VIERA, Fla. — Manager Manny Acta, general manager Jim Bowden, assistant general manager Bob Boone, special assistant Jose Rijo and pitching coach Randy St. Claire stood along a wall behind the row of mounds at the Washington Nationals’ spring training complex.

All had eyes affixed on Shawn Hill as the right-hander went through his first six-minute bullpen session of camp, his first in front of the club’s top brass since having surgery on both his left shoulder and right elbow last fall.

Tomorrow, that same group will watch John Patterson toe the same slab at Carl Barger Complex, hoping to see equally encouraging signs in his first official throwing session since having surgery to repair a damaged nerve in his arm.

Thus will begin a six-week process to determine whether Hill and Patterson, two right-handers high on talent but saddled by injuries, finally are healthy and ready to become mainstays atop a Nationals’ starting rotation that has lacked a legitimate ace since arriving in town three years ago.

“We don’t have an ace,” Acta said. “My description of an ace might be different than yours or somebody else’s. To me, an ace is somebody that every five days, you know that the other team is aware that guy is going. An ace to me is a guy that, when he’s not down to injuries and stuff, is a guaranteed 15- to 20-game winner. Roy Oswalt. Jake Peavy. Johan Santana. Those are aces to me.”

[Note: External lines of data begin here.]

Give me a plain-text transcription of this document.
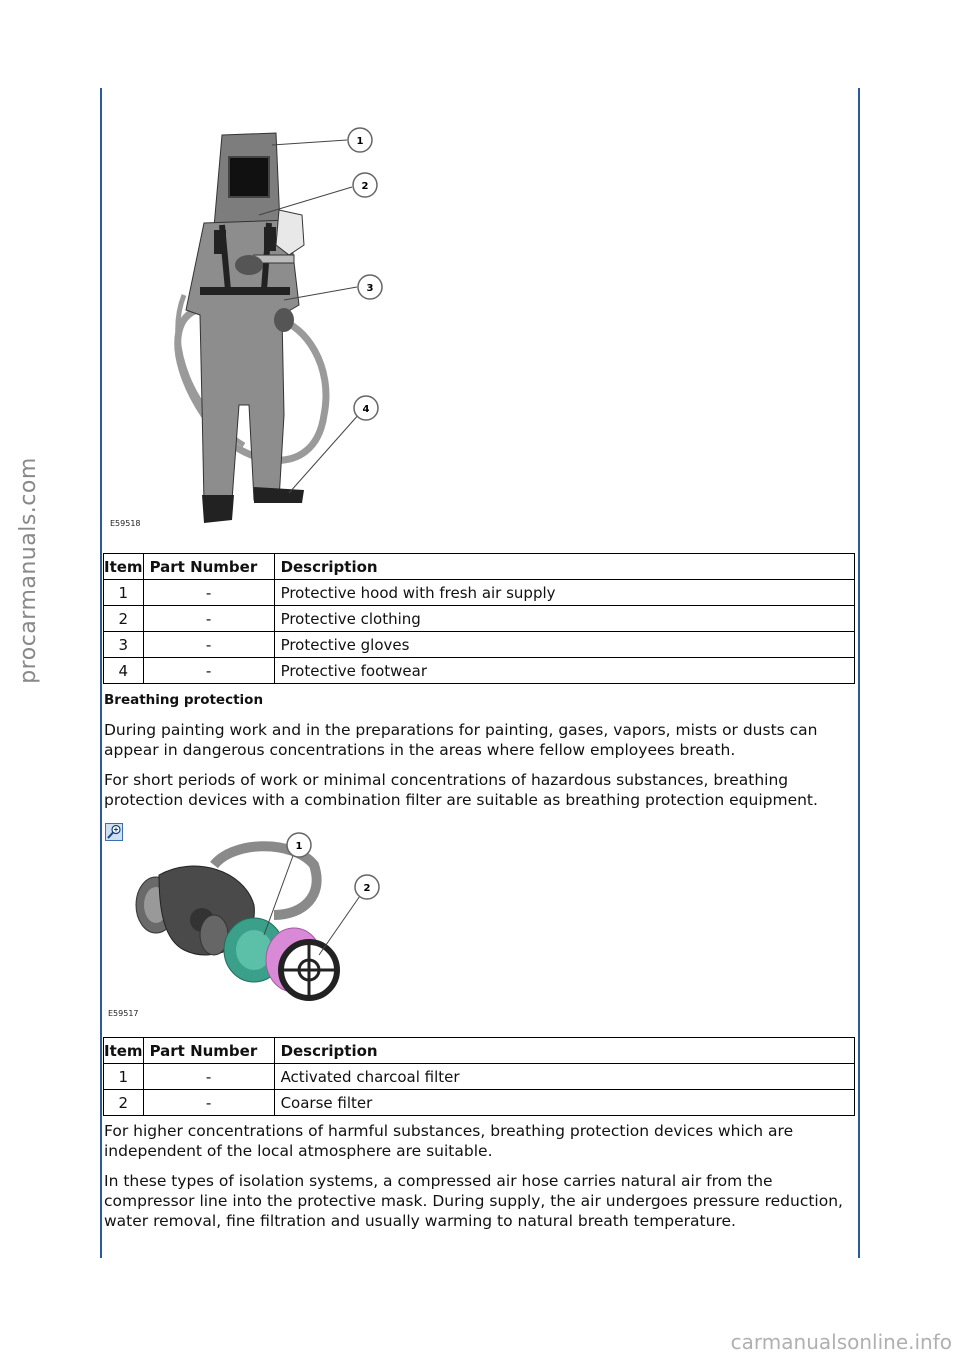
procarmanuals.com
1
2
3
4
E59518
Item	Part Number	Description
1	-	Protective hood with fresh air supply
2	-	Protective clothing
3	-	Protective gloves
4	-	Protective footwear
Breathing protection

During painting work and in the preparations for painting, gases, vapors, mists or dusts can appear in dangerous concentrations in the areas where fellow employees breath.

For short periods of work or minimal concentrations of hazardous substances, breathing protection devices with a combination filter are suitable as breathing protection equipment.

1
2
E59517
Item	Part Number	Description
1	-	Activated charcoal filter
2	-	Coarse filter

For higher concentrations of harmful substances, breathing protection devices which are independent of the local atmosphere are suitable.

In these types of isolation systems, a compressed air hose carries natural air from the compressor line into the protective mask. During supply, the air undergoes pressure reduction, water removal, fine filtration and usually warming to natural breath temperature.

carmanualsonline.info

His team may not have an ace today, but Acta is quick to point out either Patterson or Hill (or both) could develop into one, with one huge caveat: Each must stay healthy for the first time in his career.

“It is a fact: [Shawn] and John haven’t been able to pitch a full season in the big leagues where you can make the right assessment about them other than the 2005 season for John. You can say the same thing for a lot of guys in the game that have the stuff but just haven’t been able to stay healthy. I mean, you’re not an ace if you pitch a month and a half or two months.”

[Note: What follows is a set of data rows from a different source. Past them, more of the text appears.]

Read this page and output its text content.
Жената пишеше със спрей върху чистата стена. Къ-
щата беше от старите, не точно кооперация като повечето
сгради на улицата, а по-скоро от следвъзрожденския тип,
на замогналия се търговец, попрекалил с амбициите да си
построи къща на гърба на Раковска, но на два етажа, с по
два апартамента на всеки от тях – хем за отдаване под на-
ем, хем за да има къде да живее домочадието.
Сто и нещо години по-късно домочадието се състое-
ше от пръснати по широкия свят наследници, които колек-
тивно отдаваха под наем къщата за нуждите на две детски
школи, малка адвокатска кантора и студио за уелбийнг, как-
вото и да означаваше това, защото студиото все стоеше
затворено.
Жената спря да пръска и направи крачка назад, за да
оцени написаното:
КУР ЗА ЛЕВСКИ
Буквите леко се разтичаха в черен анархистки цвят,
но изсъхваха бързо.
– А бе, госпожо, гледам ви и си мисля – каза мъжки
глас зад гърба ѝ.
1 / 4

The Nationals, though, are cautiously optimistic that both Hill and Patterson will make it through the entire 2008 season intact. And if that’s the case, they expect big results.

“If John comes back to his ‘05 form, there’s your ace,” teammate Jason Bergmann said. “He’s your best pitcher. And Shawn, as long as he can stay healthy, is a very good complement.”

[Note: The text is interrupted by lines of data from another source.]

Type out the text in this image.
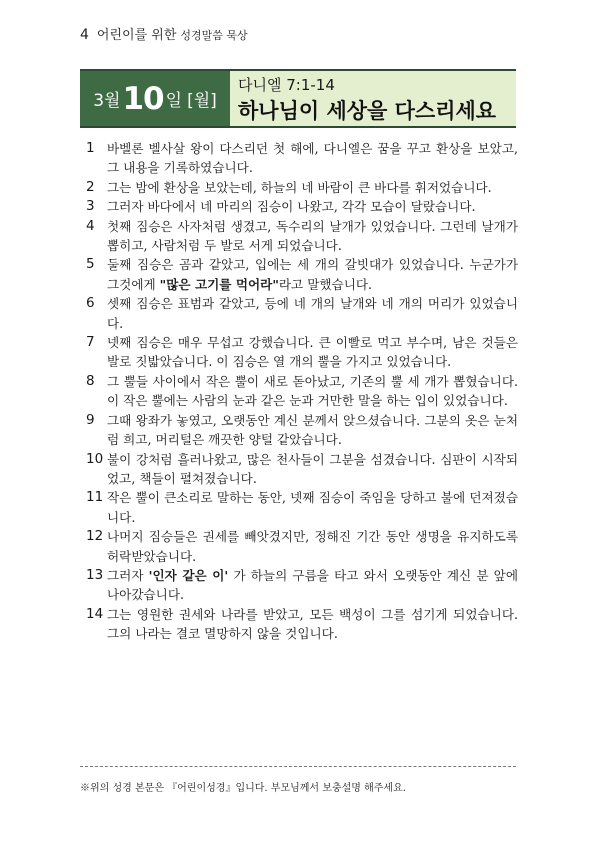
4 어린이를 위한 성경말씀 묵상
3월 10 일 [월]
다니엘 7:1-14
하나님이 세상을 다스리세요
1 바벨론 벨사살 왕이 다스리던 첫 해에, 다니엘은 꿈을 꾸고 환상을 보았고, 그 내용을 기록하였습니다.
2 그는 밤에 환상을 보았는데, 하늘의 네 바람이 큰 바다를 휘저었습니다.
3 그러자 바다에서 네 마리의 짐승이 나왔고, 각각 모습이 달랐습니다.
4 첫째 짐승은 사자처럼 생겼고, 독수리의 날개가 있었습니다. 그런데 날개가 뽑히고, 사람처럼 두 발로 서게 되었습니다.
5 둘째 짐승은 곰과 같았고, 입에는 세 개의 갈빗대가 있었습니다. 누군가가 그것에게 "많은 고기를 먹어라"라고 말했습니다.
6 셋째 짐승은 표범과 같았고, 등에 네 개의 날개와 네 개의 머리가 있었습니다.
7 넷째 짐승은 매우 무섭고 강했습니다. 큰 이빨로 먹고 부수며, 남은 것들은 발로 짓밟았습니다. 이 짐승은 열 개의 뿔을 가지고 있었습니다.
8 그 뿔들 사이에서 작은 뿔이 새로 돋아났고, 기존의 뿔 세 개가 뽑혔습니다. 이 작은 뿔에는 사람의 눈과 같은 눈과 거만한 말을 하는 입이 있었습니다.
9 그때 왕좌가 놓였고, 오랫동안 계신 분께서 앉으셨습니다. 그분의 옷은 눈처럼 희고, 머리털은 깨끗한 양털 같았습니다.
10 불이 강처럼 흘러나왔고, 많은 천사들이 그분을 섬겼습니다. 심판이 시작되었고, 책들이 펼쳐졌습니다.
11 작은 뿔이 큰소리로 말하는 동안, 넷째 짐승이 죽임을 당하고 불에 던져졌습니다.
12 나머지 짐승들은 권세를 빼앗겼지만, 정해진 기간 동안 생명을 유지하도록 허락받았습니다.
13 그러자 '인자 같은 이' 가 하늘의 구름을 타고 와서 오랫동안 계신 분 앞에 나아갔습니다.
14 그는 영원한 권세와 나라를 받았고, 모든 백성이 그를 섬기게 되었습니다. 그의 나라는 결코 멸망하지 않을 것입니다.
※위의 성경 본문은 『어린이성경』입니다. 부모님께서 보충설명 해주세요.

At their best, Patterson and Hill are dominant pitchers. Patterson proved that during his breakthrough 2005 campaign, in which he posted a 3.13 ERA and struck out 185 batters in 1981/3 innings. Hill showed flashes of similar dominance last season, maintaining a sub-3.00 ERA until a couple of poor starts in late September.

But that tells only part of each pitcher’s story. Patterson, 30, hasn’t been the same since that 2005 season, making only 15 combined starts the last two years while battling a variety of nerve ailments in his throwing arm that required two surgical procedures and countless moments of frustration.

Team officials seriously considered “nontendering” Patterson over the winter and cutting him loose. Bowden, though, couldn’t forget the right-hander’s brilliance in 2005 and ultimately re-signed him for $850,000 to give him one more chance to realize his potential.

“That’s why he’s here — because I can’t get ‘05 out of my brain,” Bowden said.

Thus far, Patterson is justifying the GM’s decision. Since his latest surgery in September to decompress his right ulnar nerve, he has rediscovered his previous form. He throws without pain or discomfort. He has regained his velocity. And he has noticed a return of the “hop” in his fastballs, a critical (and pleasing) development in his mind.

“I feel like me,” Patterson said. “I can just throw the baseball and be happy and be excited with what my plans are for tomorrow instead of being in pain. It’s exciting. It’s fun. I’m enjoying having the baseball in my hand.”

Hill, too, feels fully healthy for the first time since he injured his left shoulder diving awkwardly into third base last April. That injury threw off his pitching mechanics, leading to strain on a right elbow that had major reconstructive surgery in 2004.

The Nationals are being cautious with the 26-year-old sinkerballer, not wanting to rush him back. Yesterday he was told to stop his bullpen session at the six-minute mark while other pitchers continued for two more minutes.

But those are mere precautions, and Hill is confident he will be free to go all-out by the time exhibition games start in two weeks. That, he hopes, will be a precursor to something he has been shooting for his entire professional career: a full, injury-free season.

“Ideally, I’d like to go 200-plus [innings],” Hill said. “If I can stay healthy and things go well, that would be my goal. We’ll see if it happens or not, but yeah, that’s definitely something that’s bugged me for a while.”